Tuesday, November 13, 2012

Billionaire Mo Ibrahim: How I Made a Billion Dollars in Telecoms in Africa


As a native of Sudan who has spent most of my adult life in the West, I’ve always been aware of how ignorant Westerners can be about Africa. But every so often someone says something that manages to surprise me.

One such conversation took place in 1998. I was running MSI, a software and consulting company in the UK, and I regularly worked with the world’s biggest telecom companies. To me it was obvious that huge opportunities existed for those companies to develop mobile communications in Africa.

One day I pulled aside a senior telecom executive and urged him to apply for a licence in Uganda, which was seeking assistance. He said, “Mo, I thought you were smarter than that! You want me to go to my board and say I want to start a business in a country run by this crazy guy Idi Amin?” I was stunned. I said, “Idi Amin left Uganda years ago!”

No expert

I didn’t consider myself an expert at sizing up business opportunities. I’d spent my adult life first as an academic, then as the technical director for British Telecom’s early foray into cellular communications, and ultimately running my own consulting company. But even I could see that developing mobile communications in sub-Saharan Africa was an opportunity too big to pass up.

Africa had no fixed-line phone networks, so mobile phones would face no competition. To me it was obvious that cellphones would be a huge success.

My clients refused to see it that way: Africa was too risky. So I decided I had to do it. I had no experience building this kind of company on my own. I knew I’d face hurdles

Celtel started out in 1998 with just five employees. Although the consulting firm provided our initial investment, I spent a significant amount of time raising capital: $16 million in the first year, to acquire licences and begin building infrastructure, and ultimately more than $415 million during our first five years.

The first challenge was to establish our credibility. We had to convince the regulators and telecom ministries that we could deliver. Fortunately, we had virtually no competitors, and I had managed to recruit an experienced board, which included Salim Ahmed Salim, a former prime minister of Tanzania.

One reason major telecom players were afraid of Africa was its reputation for corruption. So we insisted on accepting only licences we had won in an open bidding process.

We focused first on a handful of countries that had inexpensive or free network licences available, including Uganda, Malawi, the two Congos, Gabon and Sierra Leone.

At first Celtel was a sideline for MSI. But it quickly became apparent that the challenge of building such an ambitious operation was enough to merit my focused attention. So in 2000, I sold MSI to Marconi for more than $900 million, and put all my energy into building a cellular communications company that would defy the naysayers about Africa.

Each country where we set up operations offered unique challenges. Doing business in a place like the Democratic Republic of Congo was a nightmare because it had no good roads — and sometimes not even bad roads.

There were political challenges. In Sierra Leone we were in a region at war. We had to make it clear that we were a neutral company with no allegiances. When the capital fell to rebels, we had to pull our staff members out of the country.

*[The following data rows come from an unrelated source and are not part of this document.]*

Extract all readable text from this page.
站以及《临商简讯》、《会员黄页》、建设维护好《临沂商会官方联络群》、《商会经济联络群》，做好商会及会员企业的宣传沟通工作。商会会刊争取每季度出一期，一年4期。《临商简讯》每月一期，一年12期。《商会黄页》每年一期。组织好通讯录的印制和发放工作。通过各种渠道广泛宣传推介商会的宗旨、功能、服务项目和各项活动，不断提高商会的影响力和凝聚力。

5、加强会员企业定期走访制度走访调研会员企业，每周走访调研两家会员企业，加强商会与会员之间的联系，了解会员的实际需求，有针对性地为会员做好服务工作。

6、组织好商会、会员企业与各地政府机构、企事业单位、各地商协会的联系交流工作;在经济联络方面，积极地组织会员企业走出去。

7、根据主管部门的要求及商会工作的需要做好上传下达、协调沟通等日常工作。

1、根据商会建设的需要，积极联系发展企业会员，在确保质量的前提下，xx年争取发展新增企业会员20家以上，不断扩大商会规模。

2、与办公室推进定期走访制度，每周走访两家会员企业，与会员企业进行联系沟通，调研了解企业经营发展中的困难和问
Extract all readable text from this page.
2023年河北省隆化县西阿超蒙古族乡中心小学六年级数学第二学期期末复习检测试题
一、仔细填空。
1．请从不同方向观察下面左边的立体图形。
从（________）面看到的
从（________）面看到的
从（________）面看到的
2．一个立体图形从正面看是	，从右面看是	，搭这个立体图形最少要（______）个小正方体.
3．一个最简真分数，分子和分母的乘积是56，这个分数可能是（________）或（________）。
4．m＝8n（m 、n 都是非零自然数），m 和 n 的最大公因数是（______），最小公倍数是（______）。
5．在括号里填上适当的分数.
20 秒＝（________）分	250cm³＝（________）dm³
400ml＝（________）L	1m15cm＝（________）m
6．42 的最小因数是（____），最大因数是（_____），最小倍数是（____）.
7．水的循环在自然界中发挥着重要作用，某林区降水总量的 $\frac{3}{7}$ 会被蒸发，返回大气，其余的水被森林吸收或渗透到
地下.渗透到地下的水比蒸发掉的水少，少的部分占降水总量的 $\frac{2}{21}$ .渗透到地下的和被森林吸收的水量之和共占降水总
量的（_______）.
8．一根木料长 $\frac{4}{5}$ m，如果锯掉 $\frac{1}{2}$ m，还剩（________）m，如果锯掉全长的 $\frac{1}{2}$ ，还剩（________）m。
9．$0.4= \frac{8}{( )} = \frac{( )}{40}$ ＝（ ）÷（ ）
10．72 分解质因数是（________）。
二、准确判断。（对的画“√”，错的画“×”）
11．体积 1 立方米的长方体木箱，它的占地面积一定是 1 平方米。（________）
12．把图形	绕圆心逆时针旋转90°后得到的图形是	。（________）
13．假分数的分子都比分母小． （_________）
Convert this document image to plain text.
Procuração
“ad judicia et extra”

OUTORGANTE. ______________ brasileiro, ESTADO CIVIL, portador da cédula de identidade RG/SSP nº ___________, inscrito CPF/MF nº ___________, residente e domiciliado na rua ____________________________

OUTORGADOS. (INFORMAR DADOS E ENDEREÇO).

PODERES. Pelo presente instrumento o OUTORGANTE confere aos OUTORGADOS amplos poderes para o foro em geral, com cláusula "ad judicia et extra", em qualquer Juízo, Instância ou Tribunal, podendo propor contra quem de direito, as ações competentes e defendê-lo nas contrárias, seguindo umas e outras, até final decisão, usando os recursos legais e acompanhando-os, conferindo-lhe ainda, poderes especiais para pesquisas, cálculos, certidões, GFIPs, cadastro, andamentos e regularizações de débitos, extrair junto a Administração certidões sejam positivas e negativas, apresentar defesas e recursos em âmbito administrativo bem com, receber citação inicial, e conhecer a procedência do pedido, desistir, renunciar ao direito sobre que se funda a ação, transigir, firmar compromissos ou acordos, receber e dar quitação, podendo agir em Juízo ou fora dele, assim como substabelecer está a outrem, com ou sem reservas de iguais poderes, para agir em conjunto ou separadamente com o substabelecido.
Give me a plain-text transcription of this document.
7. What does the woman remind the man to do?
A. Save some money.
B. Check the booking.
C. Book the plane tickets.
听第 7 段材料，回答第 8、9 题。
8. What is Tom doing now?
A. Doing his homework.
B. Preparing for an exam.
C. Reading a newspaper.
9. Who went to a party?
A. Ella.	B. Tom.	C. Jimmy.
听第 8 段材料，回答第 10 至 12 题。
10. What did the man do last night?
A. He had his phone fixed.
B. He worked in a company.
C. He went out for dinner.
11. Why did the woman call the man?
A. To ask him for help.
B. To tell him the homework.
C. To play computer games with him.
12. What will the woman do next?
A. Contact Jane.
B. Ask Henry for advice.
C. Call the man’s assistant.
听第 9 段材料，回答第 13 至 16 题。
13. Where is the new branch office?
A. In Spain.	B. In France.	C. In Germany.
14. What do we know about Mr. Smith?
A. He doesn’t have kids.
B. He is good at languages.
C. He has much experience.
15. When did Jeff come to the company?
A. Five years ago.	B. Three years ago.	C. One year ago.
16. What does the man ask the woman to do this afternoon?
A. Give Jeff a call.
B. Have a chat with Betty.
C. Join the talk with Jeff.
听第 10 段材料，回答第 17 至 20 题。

They returned later with UK members of the UN peacekeeping mission, whom we provided with phones and service. Because both sides in the war needed to communicate, no one sabotaged our towers.


We always had great relationships with local communities. Because we didn’t deal in bribes, we looked for other ways to help the impoverished areas in which we were setting up operations. We built schools and clinics where we could. We looked after our local employees. We instituted management training and technical training – providing people who’d been denied an education with completely new skills.

Finding the money

By 2004, we had 5.2 million managed customers and operations in 13 countries, with revenue of $614 million and a $147 million net profit. Celtel was a strong, rapidly growing business. But raising money may have been my biggest challenge. Financial institutions simply didn’t see Africa the way they saw India and other emerging market economies.

Around that time we sought a loan. The banks required us to offer the assets of the whole company as security — to obtain just a few million dollars at draconian rates and terms. We eventually accepted the terms because we needed the loan, but clearly we had to find a better long-term source of capital.

We decided to do an initial public offering on a reputable stock exchange, such as London’s. When word got out, we received unsolicited offers to buy the whole company. We sold Celtel for $3.4 billion to the Kuwait-based Mobile Telecommunications Company (now Zain).

At the time of the sale, Celtel was operating in 13 African countries under licences that covered more than a third of the continent’s population. We’d invested more than $750 million in Africa and helped to bring the benefits of mobile communications to millions of its people.

Every now and then I think, “Wow, it was wonderful, and now it’s over.” But I’m ok with that.

Mo Ibrahim is the chairman of Satya Capital and of the Mo Ibrahim Foundation, which focuses on the governance of African countries.